Periodic File Collection and Loading
As shown in the following figure, transactional files can be collected periodically and processed by the DataConnector operator before they are loaded into Teradata tables using the Update operator.
Both active and batch directory scan can be used for periodic loading.
For active directory scan, there are multiple scans (based on the VigilWaitTime value) of the directory for new files; the job does not terminate until the VigilElapsedTime or VigilStopTime expires.
For batch directory scan (which does not require that the VigiWaitTime and VigiElapsedTime attributes be set), there is only one scan of the directory for files; the job terminates once all the files collected by that scan are processed.
For more information on active and batch directory scan attributes, see Moving External Data into Teradata Database.

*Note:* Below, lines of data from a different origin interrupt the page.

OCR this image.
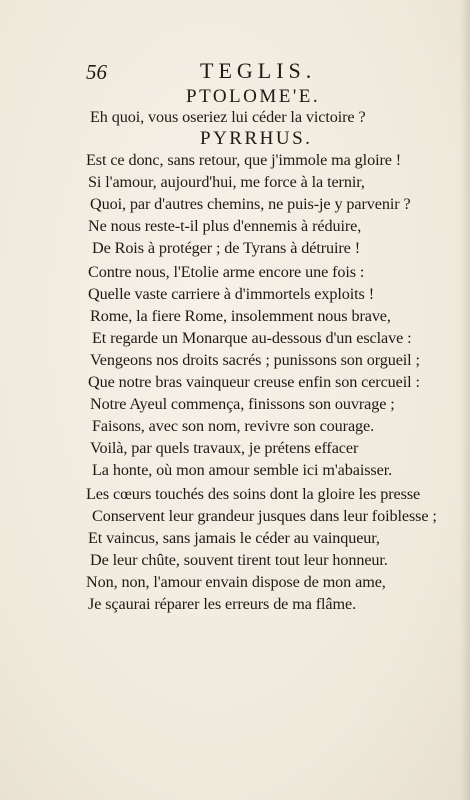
56	TEGLIS.
PTOLOME'E.
Eh quoi, vous oseriez lui céder la victoire ?
PYRRHUS.
Est ce donc, sans retour, que j'immole ma gloire !
Si l'amour, aujourd'hui, me force à la ternir,
Quoi, par d'autres chemins, ne puis-je y parvenir ?
Ne nous reste-t-il plus d'ennemis à réduire,
De Rois à protéger ; de Tyrans à détruire !
Contre nous, l'Etolie arme encore une fois :
Quelle vaste carriere à d'immortels exploits !
Rome, la fiere Rome, insolemment nous brave,
Et regarde un Monarque au-dessous d'un esclave :
Vengeons nos droits sacrés ; punissons son orgueil ;
Que notre bras vainqueur creuse enfin son cercueil :
Notre Ayeul commença, finissons son ouvrage ;
Faisons, avec son nom, revivre son courage.
Voilà, par quels travaux, je prétens effacer
La honte, où mon amour semble ici m'abaisser.
Les cœurs touchés des soins dont la gloire les presse
Conservent leur grandeur jusques dans leur foiblesse ;
Et vaincus, sans jamais le céder au vainqueur,
De leur chûte, souvent tirent tout leur honneur.
Non, non, l'amour envain dispose de mon ame,
Je sçaurai réparer les erreurs de ma flâme.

Switching the Load Protocol for Periodic Loading
One of the most distinguishable advantages of using Teradata PT for active or periodic loading is that you can switch the load protocol and job parameters without modifying the job script itself. However, not all job scripts allow you to switch the load (or export) protocol because the features supported by one operator may not be applicable to the others. In other words, you need to take into consideration that the Teradata PT SELECT and APPLY operations being used in the job are applicable to the operators that are to be switched.
Switching the load protocol is desirable for the following reasons:
- The current load protocol cannot process the current volume of transactional files fast enough
- The number of concurrent load jobs that require "load slots" has reached a limit imposed by the Teradata Database.
- The system cannot sustain the current usage of system resources with the current load strategy.
- “Catch up" is required after a system failure or a sudden increase in the volume of transactions.
As shown in the following figure, if you want to change the load protocol from Stream to Update, or vice versa, you can define the operator type with a job variable name that starts with the @ sign (for example, @LOAD). For more details about how to use job variables, see Setting Up the Job Variables Files.